Looking again at the table, we can see that negative returns generally follow extended periods of quite strong performance. It seems that markets ‘get ahead of themselves’ and need a correction to pull them back towards their long-term trends. Most times the correction is relatively benign but, as we have seen, 2008 was a notable exception.
In ‘normal’ times, the years following a negative return have generally produced strongly positive returns. Again this is shown in the table. So there is some hope for those unhappy members in growth options that their fortunes will turn around reasonably quickly.
To get back to where they were at end-December 2007 (ignoring new contributions) requires a positive cumulative return of 28.5%. If we look at the three previous negative return years in our data series, on each occasion a return of about that much was achieved within two years. Whether that will happen again this time, given the severe damage being felt in financial markets and reflected in real economies, remains to be seen.
For investors looking for a turnaround, the early weeks of 2009 have provided no encouragement at all.

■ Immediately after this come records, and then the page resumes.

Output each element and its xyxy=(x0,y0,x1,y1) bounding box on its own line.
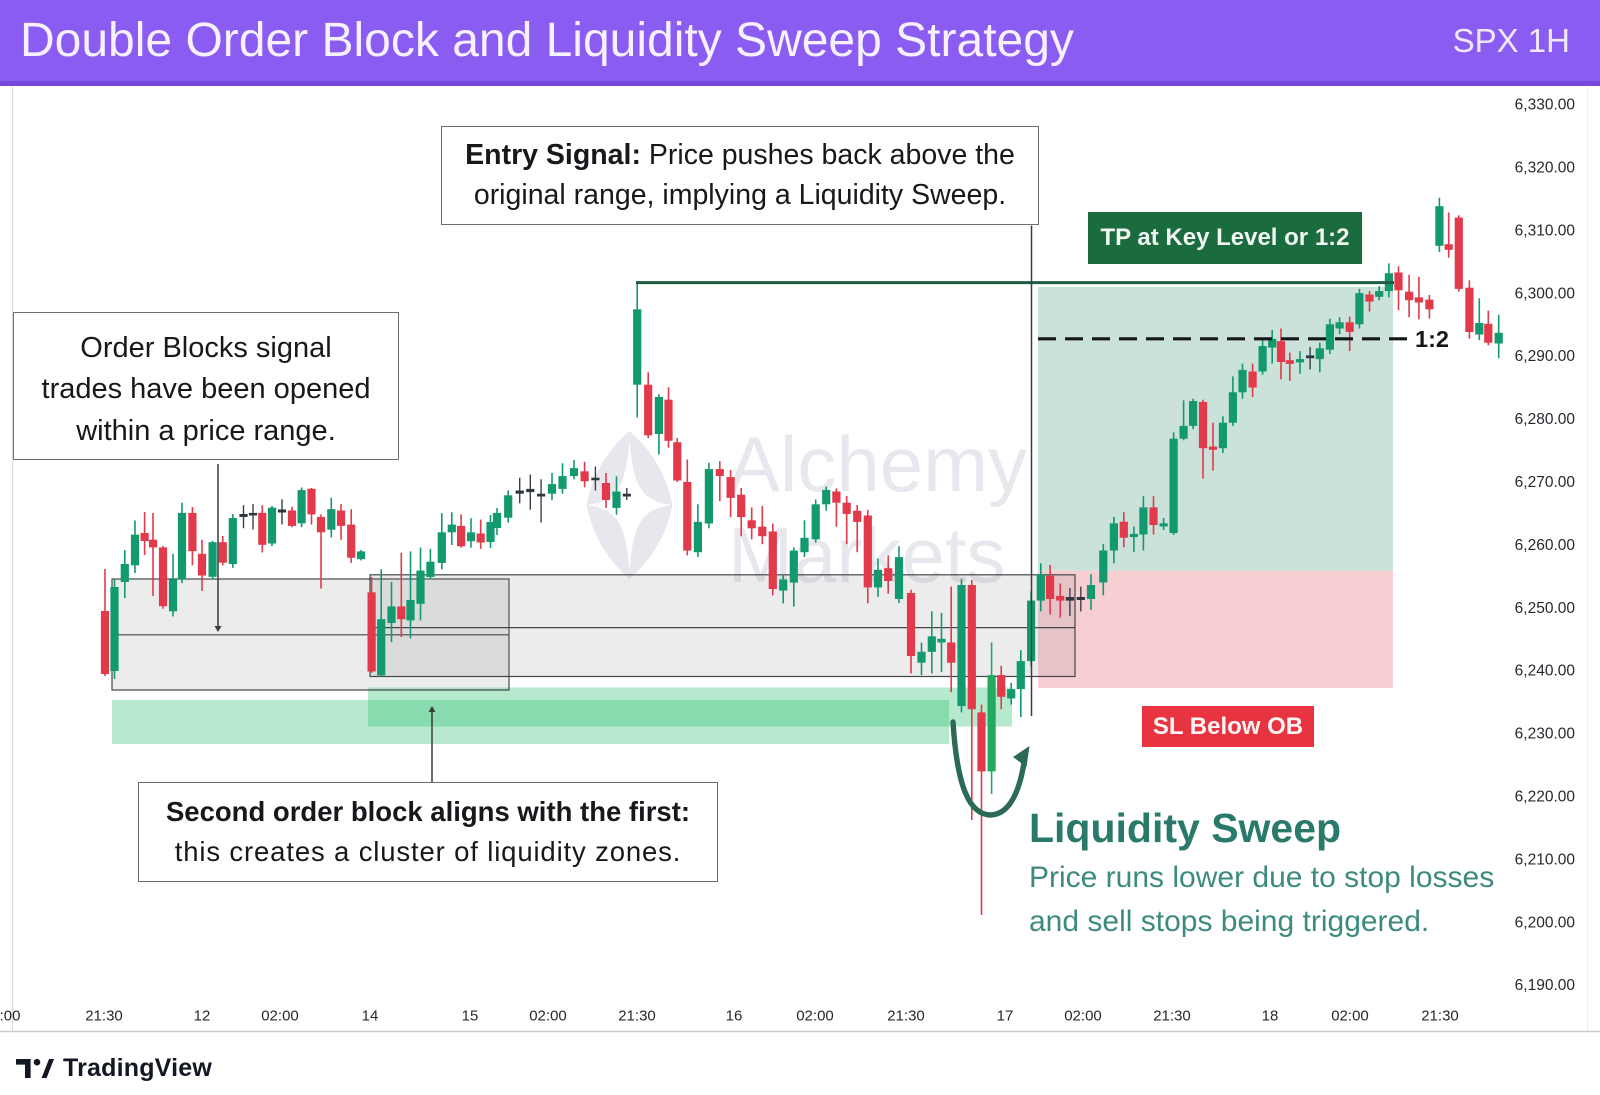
svg-text:21:30: 21:30 xyxy=(618,1008,656,1025)
svg-text:1:2: 1:2 xyxy=(1415,326,1449,352)
svg-text:6,210.00: 6,210.00 xyxy=(1515,851,1576,868)
svg-text:6,260.00: 6,260.00 xyxy=(1515,537,1576,554)
svg-text:6,230.00: 6,230.00 xyxy=(1515,726,1576,743)
svg-text:16: 16 xyxy=(726,1008,743,1025)
svg-text:6,330.00: 6,330.00 xyxy=(1515,97,1576,114)
svg-text:02:00: 02:00 xyxy=(261,1008,299,1025)
svg-text:6,290.00: 6,290.00 xyxy=(1515,348,1576,365)
svg-text:6,190.00: 6,190.00 xyxy=(1515,977,1576,994)
svg-text:18: 18 xyxy=(1262,1008,1279,1025)
svg-text:21:30: 21:30 xyxy=(1421,1008,1459,1025)
svg-text::00: :00 xyxy=(0,1008,20,1025)
svg-text:6,220.00: 6,220.00 xyxy=(1515,789,1576,806)
svg-text:Alchemy: Alchemy xyxy=(728,420,1027,508)
svg-text:6,250.00: 6,250.00 xyxy=(1515,600,1576,617)
svg-text:02:00: 02:00 xyxy=(796,1008,834,1025)
svg-text:21:30: 21:30 xyxy=(1153,1008,1191,1025)
svg-text:21:30: 21:30 xyxy=(85,1008,123,1025)
svg-text:6,310.00: 6,310.00 xyxy=(1515,222,1576,239)
svg-text:02:00: 02:00 xyxy=(529,1008,567,1025)
svg-text:02:00: 02:00 xyxy=(1064,1008,1102,1025)
svg-text:6,320.00: 6,320.00 xyxy=(1515,160,1576,177)
svg-text:6,240.00: 6,240.00 xyxy=(1515,663,1576,680)
svg-text:6,200.00: 6,200.00 xyxy=(1515,914,1576,931)
svg-text:6,280.00: 6,280.00 xyxy=(1515,411,1576,428)
svg-text:21:30: 21:30 xyxy=(887,1008,925,1025)
svg-text:15: 15 xyxy=(462,1008,479,1025)
svg-text:14: 14 xyxy=(362,1008,379,1025)
svg-text:12: 12 xyxy=(194,1008,211,1025)
svg-text:17: 17 xyxy=(997,1008,1014,1025)
svg-text:6,300.00: 6,300.00 xyxy=(1515,285,1576,302)
svg-text:6,270.00: 6,270.00 xyxy=(1515,474,1576,491)
svg-text:02:00: 02:00 xyxy=(1331,1008,1369,1025)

The gloomy outlook for global economies raises the possibility that we may be facing another calendar year of negative returns. We consider that unlikely, given that markets tend to anticipate events rather than be led by them, and may well rebound later this year. However, the 2008/09 financial year will almost certainly be negative, as was 2007/08.
In theory there is no reason why negative returns could not occur in consecutive years, but in practice they tend not to. That is because these are not random events, but rather they are driven by economic and market cycles. If back-to-back negative returns were to happen it would again be highly unusual. Statistically, based on the experience since 1980, there is only a 1 in 25 chance of consecutive years of negative performance.